Les contours du concept semblent donc variables selon les approches théoriques et le contexte lequel le terme s’inscrit. Notre second exemple atteste que la stricte dichotomie software/hardware ne relève pas de la nature des machines mais plutôt d’une détermination pragmatique, c’est-à-dire d’un usage dépendant directement de son contexte. Autrement dit, l’usage de cette distinction est convenable mais ne reposerait sur aucun fondement ontologique.
« since programming can occur on many levels, it is useful to understand the software/hardware dichotomy as a pragmatic distinction. […] This pragmatic view of the sofware/hardware distinction makes the distinction both understandable and useful. A myth concerning the software/hardware distinction can arise, however, if the distinction is understood and taken to have more ontological significance than it has4. »
Le terme software pourrait être traduit par mentaille. Il qualifie ce qui relève du mental, par analogie à la quincaillerie, mot servant quelquefois de traduction au hardware.

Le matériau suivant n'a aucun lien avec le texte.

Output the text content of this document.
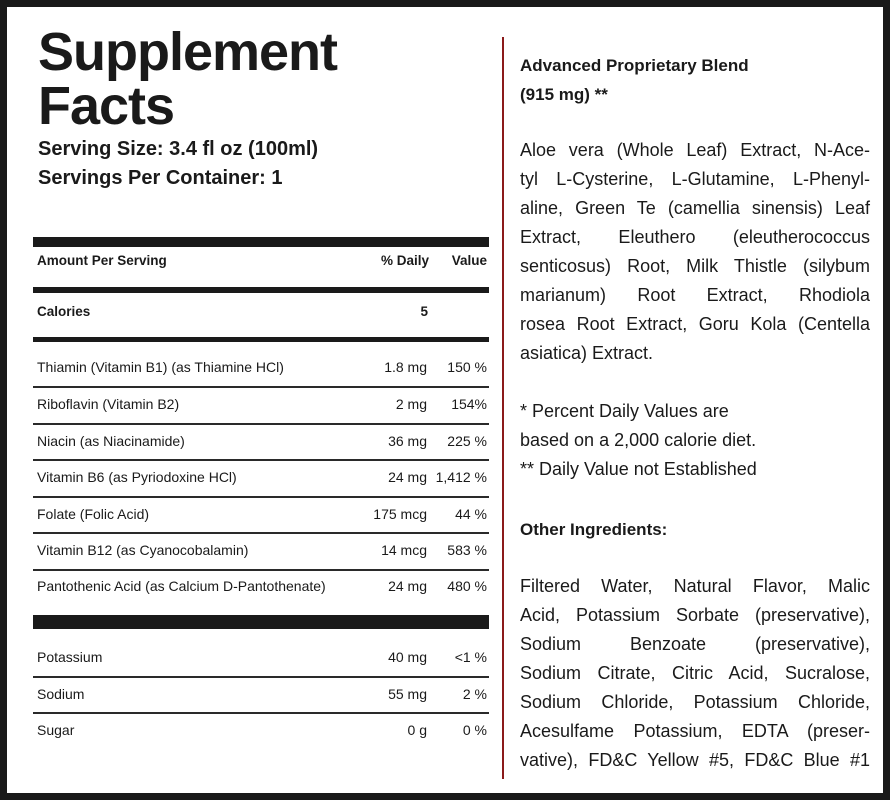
Supplement
Facts
Serving Size: 3.4 fl oz (100ml)
Servings Per Container: 1
Amount Per Serving	% Daily Value
Calories	5
Thiamin (Vitamin B1) (as Thiamine HCl)	1.8 mg 150 %
Riboflavin (Vitamin B2)	2 mg 154%
Niacin (as Niacinamide)	36 mg 225 %
Vitamin B6 (as Pyriodoxine HCl)	24 mg 1,412 %
Folate (Folic Acid)	175 mcg 44 %
Vitamin B12 (as Cyanocobalamin)	14 mcg 583 %
Pantothenic Acid (as Calcium D-Pantothenate)	24 mg 480 %
Potassium	40 mg <1 %
Sodium	55 mg	2 %
Sugar	0 g	0 %
Advanced Proprietary Blend
(915 mg) **
Aloe vera (Whole Leaf) Extract, N-Ace-
tyl L-Cysterine, L-Glutamine, L-Phenyl-
aline, Green Te (camellia sinensis) Leaf
Extract, Eleuthero (eleutherococcus
senticosus) Root, Milk Thistle (silybum
marianum) Root Extract, Rhodiola
rosea Root Extract, Goru Kola (Centella
asiatica) Extract.
* Percent Daily Values are
based on a 2,000 calorie diet.
** Daily Value not Established
Other Ingredients:
Filtered Water, Natural Flavor, Malic
Acid, Potassium Sorbate (preservative),
Sodium Benzoate (preservative),
Sodium Citrate, Citric Acid, Sucralose,
Sodium Chloride, Potassium Chloride,
Acesulfame Potassium, EDTA (preser-
vative), FD&C Yellow #5, FD&C Blue #1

3. Concept et problématisation
Selon James H. Moor, la dichotomie software/hardware est donc un mythe. De fait, elle ne repose sur aucun fondement ontologique et n’a de sens que lorsqu’elle permet de clarifier les tâches qui incombent à chaque corps de métiers impliqués dans la conception des systèmes informatiques (développeurs, ingénieurs, designers d’interfaces etc.) Elle rend possible une opposition entre un niveau symbolique (langage, programme, etc.) et un niveau matériel (microcontrôleurs, circuits logiques etc.) Et cette distinction pragmatique est toute relative puisque ce que certains qualifieraient de software, ce que d’autres qualifieraient de hardware. En revanche, lorsque l’on s’interroge sur la définition du software dans son essence, il n’y a pas lieu pour aucune distinction entre celui-ci et le hardware. Le software n’existe que par son médium ; c’est en outre un des points de l’exposé de Friedrich Kittler5 allant dans le sens d’une dépendance inextricable entre la machine et le software. L’articulation entre une logique abstraite et un artefact serait l’implémentation6, autrement dit, le programme est l’implémentation d’un algorithme dans un médium.

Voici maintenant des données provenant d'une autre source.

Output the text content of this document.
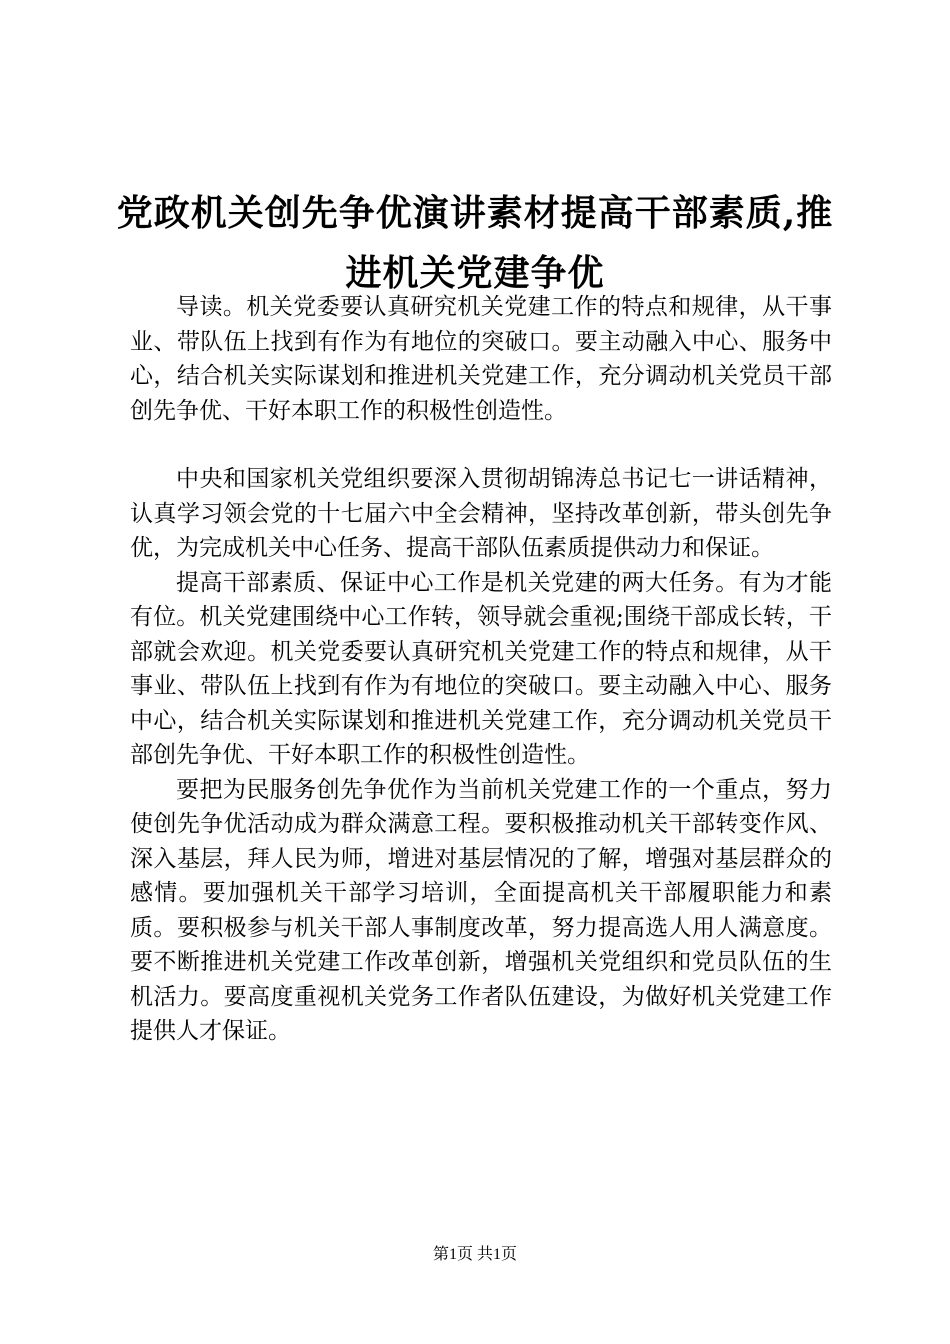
党政机关创先争优演讲素材提高干部素质,推进机关党建争优

导读。机关党委要认真研究机关党建工作的特点和规律，从干事业、带队伍上找到有作为有地位的突破口。要主动融入中心、服务中心，结合机关实际谋划和推进机关党建工作，充分调动机关党员干部创先争优、干好本职工作的积极性创造性。

中央和国家机关党组织要深入贯彻胡锦涛总书记七一讲话精神，认真学习领会党的十七届六中全会精神，坚持改革创新，带头创先争优，为完成机关中心任务、提高干部队伍素质提供动力和保证。

提高干部素质、保证中心工作是机关党建的两大任务。有为才能有位。机关党建围绕中心工作转，领导就会重视;围绕干部成长转，干部就会欢迎。机关党委要认真研究机关党建工作的特点和规律，从干事业、带队伍上找到有作为有地位的突破口。要主动融入中心、服务中心，结合机关实际谋划和推进机关党建工作，充分调动机关党员干部创先争优、干好本职工作的积极性创造性。

要把为民服务创先争优作为当前机关党建工作的一个重点，努力使创先争优活动成为群众满意工程。要积极推动机关干部转变作风、深入基层，拜人民为师，增进对基层情况的了解，增强对基层群众的感情。要加强机关干部学习培训，全面提高机关干部履职能力和素质。要积极参与机关干部人事制度改革，努力提高选人用人满意度。要不断推进机关党建工作改革创新，增强机关党组织和党员队伍的生机活力。要高度重视机关党务工作者队伍建设，为做好机关党建工作提供人才保证。

第1页 共1页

James H. Moor appuie son argument en soulignant que les premiers softwares sont hardwired, c’est-à-dire, câblés directement dans le circuit, comme on peut le voir avec les programmes des ENIAC Girls, et ne permettent en ce sens aucune définition ontologique du software. Il approfondit son argument en émettant l’hypothèse suivante : même si l’on fixait une délimitation entre le software et le hardware, il en reste qu’au niveau applicatif, le potentiel de simulation du hardware par du software demeurerait puisque, dans ce cas, le hardware pourrait être décrit en termes de fonction computable7. Si l’on revient à l’idée de la machine universelle de Turing8, celle-ci repose sur la possibilité de simuler la machine par la machine, et donc, sur la capacité des machines à « abstraire » des logiques hardware. Autrement dit, la machine universelle n’est conceptuellement envisageable qu’à partir du moment où la délimitation hardware/software n’est pas « figée » puisque le hardware peut théoriquement relever d’une simulation software.
La substitution d’usage en français, dans de nombreux cas, par le terme logiciel souligne davantage l’intrication des concepts, le terme provenant de logique et matérielle, proposé par la Délégation à l’informatique en 1969 et adopté par l’Académie Française en 1972. Pourtant, une distinction perdure en ce que l’usage de machines comme des outils techniques scindent les domaines « d’expertises » : le hardware relèverait strictement de l’ingénierie tandis que le software demeure encore flou quant à son champ, brouillant quelque peu les rôles des designers/concepteurs quant à leur relation à l’ingénierie. Un designer de programmes (software designer) ne limite pas sa pratique à une approche mentale des logiques programmatiques mais transpose ces logiques en programme par le biais d’un langage, lui-même dépendant d’une infrastructure technique matérielle.
La cohabitation, dans l’usage français courant, des termes software et logiciel illustre les ambiguïtés des définitions : là où le logiciel qualifie davantage les applications utilisateurs (avec des interfaces homme-machine), le software est défini comparativement au hardware, au matériel et en ce sens encapsule tous les aspects des machines qui relèvent d’une logique programmatique. Or, sur ce dernier point, le software se distingue du logiciel par sa capacité à s’émanciper de la nécessité de la représentation, et en conséquence, de l’interface utilisateur. Le software qualifie également les programmes qui font exclusivement interagir des machines entre elles, ou d’autres programmes entre-eux. C’est sur ce point que le texte de Jack Burnham, publié à l’occasion de l’exposition Software de 19709, aborde la résistance du software à la représentation.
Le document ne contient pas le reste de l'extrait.